My Human-Horse Bond
- October 19, 2020
My bond with horses story began at the age of three years. It was a time when I had not been influenced by TV, as we did not have one. I was too young to listen to the radio, but I was old enough to listen to my parent’s stories, see pictures of horses, unicorns, and Pegasus in books. My first book was Wish for a Pony, by Monica Edwards, that left me dreaming. Every night going to sleep in our London apartment, I was wishing for a pony and trying to imagine how I could keep him or her. From a noticeably young age I received presents of small china and wooden horses. One of these small horses was an orange Swedish horse that has remained with me to this day and has even entered my dreams.
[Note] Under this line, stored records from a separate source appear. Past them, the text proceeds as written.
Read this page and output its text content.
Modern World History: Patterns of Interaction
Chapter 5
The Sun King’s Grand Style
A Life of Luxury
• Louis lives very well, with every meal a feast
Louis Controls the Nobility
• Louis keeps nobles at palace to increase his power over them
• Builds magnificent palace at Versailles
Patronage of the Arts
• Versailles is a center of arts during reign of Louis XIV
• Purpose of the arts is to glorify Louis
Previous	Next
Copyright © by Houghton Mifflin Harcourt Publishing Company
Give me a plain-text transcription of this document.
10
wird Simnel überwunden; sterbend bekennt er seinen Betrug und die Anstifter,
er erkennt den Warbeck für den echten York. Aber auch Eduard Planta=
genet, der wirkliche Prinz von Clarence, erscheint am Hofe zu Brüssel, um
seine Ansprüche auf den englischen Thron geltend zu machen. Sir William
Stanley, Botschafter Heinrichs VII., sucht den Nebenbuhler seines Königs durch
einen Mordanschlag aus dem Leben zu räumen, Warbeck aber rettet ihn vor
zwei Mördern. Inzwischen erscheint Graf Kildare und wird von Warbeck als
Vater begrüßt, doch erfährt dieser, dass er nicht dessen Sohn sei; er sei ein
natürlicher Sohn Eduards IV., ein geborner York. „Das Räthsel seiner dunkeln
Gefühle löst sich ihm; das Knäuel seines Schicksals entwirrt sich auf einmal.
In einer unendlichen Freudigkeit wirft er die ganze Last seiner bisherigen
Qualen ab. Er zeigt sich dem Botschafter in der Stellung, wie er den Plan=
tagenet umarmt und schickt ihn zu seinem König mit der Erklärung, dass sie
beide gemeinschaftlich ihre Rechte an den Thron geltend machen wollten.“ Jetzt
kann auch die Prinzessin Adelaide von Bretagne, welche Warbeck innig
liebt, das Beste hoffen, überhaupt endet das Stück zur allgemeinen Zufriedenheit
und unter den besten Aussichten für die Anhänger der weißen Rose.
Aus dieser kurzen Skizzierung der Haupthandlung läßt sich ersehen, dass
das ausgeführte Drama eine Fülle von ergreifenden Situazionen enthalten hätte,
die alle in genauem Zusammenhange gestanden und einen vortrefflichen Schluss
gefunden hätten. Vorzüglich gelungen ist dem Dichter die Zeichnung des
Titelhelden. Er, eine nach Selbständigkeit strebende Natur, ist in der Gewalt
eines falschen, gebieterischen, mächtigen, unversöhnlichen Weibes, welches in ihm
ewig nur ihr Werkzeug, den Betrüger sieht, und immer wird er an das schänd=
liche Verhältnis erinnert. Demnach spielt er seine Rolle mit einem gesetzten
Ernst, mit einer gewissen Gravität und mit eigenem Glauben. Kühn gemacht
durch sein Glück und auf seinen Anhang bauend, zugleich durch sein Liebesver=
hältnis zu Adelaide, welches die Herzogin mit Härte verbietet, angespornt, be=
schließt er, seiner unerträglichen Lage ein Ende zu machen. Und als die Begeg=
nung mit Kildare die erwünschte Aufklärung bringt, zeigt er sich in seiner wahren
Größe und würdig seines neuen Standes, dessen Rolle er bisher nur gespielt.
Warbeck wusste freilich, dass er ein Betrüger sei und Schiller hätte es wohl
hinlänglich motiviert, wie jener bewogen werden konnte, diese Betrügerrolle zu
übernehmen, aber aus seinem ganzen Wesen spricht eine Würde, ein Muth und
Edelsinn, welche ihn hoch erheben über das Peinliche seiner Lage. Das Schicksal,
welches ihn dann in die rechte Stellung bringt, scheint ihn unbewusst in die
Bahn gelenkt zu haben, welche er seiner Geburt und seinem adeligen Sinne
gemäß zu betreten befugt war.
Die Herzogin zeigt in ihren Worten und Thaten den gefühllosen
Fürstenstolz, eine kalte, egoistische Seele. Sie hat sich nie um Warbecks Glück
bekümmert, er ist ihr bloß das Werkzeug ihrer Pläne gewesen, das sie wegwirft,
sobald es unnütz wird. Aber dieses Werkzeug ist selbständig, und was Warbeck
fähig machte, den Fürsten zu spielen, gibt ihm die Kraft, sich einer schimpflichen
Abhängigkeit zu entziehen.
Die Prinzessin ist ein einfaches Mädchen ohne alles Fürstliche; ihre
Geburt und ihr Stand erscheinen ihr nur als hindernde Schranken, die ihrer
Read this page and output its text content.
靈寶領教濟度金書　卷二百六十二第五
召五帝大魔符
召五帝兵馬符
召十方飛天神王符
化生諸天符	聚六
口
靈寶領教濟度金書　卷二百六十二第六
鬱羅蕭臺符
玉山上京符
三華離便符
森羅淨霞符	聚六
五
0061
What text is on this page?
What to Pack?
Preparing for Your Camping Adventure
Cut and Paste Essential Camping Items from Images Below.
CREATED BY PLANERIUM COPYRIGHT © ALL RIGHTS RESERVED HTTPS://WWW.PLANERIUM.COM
I was told if I kept the Swedish horse it would always bring me good luck.
Except for my little Swedish horse that I was told had belonged to my grandmother, no person in my world talked about horse bonding, or archetypes, images, and thoughts. However, the adults in my life did provide me with opportunities to read about horses and meet them in the flesh. These experiences provided me opportunities to develop powerful supportive ideas that would remain as a support for life.
I knew from a young age that I wanted to be as one with a horse. The less equipment I had the better. When I started to ride, I would rather hold the mane than the reins, as this made me feel like Ricky who so elegantly rode the Wonder Horse. Even to this day I love to let my hand slip down and hold the mane for this very same reason. I prefer to ride without chaps, long boots, and spurs and all the other contraptions of horse apparel.
My Father used to love taking us on camping holidays in the U.K., or away for the weekends to the countryside. One time, we came to a farm in the Lake District in Cumbria, which was one mile outside of Broughton in Furness. He wanted to find a place to stay and put up our tent up for a few days. He asked the farmer if we could do this at his farm, and for some reason, unknown to me at the age of five, the farmer suggested we sleep in his horse lorry, which he added was clean and ready for the next horse trip.
This was my first experience of sleeping on straw and hay and breathing in the exquisite smell of hay and horses. That experience was hugely bonding, and as I write this note I am breathing more deeply, sucking in the air of that experience so many years ago.
In the morning I woke early to hear horses moving in their stables. They were making gentle blowing noises, waiting for the food to arrive. They were talking to each other, and I could hear that. I heard the birds, the horses and even the dogs on the farm.
I was close to nature, and even at that young age I was experiencing a healthy blast for my physical, mental, and spiritual wellbeing. Coming from the urban city, living in the streets of London, I did not hear the birds sing or experience the sounds and smells of horses and a farm. Sleeping in the horse box I was so close to nature, it made me feel active and clean. The horse box was saturated with the smells of horses and I found this so relaxing. I know that my brother and parents felt the same, as we all recalibrated our senses from our urbane way of life. From early childhood till now horses have grounded me. Like so many people, I have gone through some difficult times, but horses were always there to restore my health and peace of mind. Whenever I have needed to reconnect to my world, I found myself drawn toward horses. I have been lucky enough to ride them since I was three years old and have the bonus that I can still ride them seventy years later. I know that having horses in my life has been extraordinary. I cannot thank them enough for listening to me in my hours of sadness and bringing back a smile to my face. Today, I still dream a lot, and often see horses in my dreams. They send me messages of hope. They symbolize my passion and drive, and desire for personal freedom. They maintain my motivation, and according to the psychologist, Freud, the horse dreams are my drive, power, and success.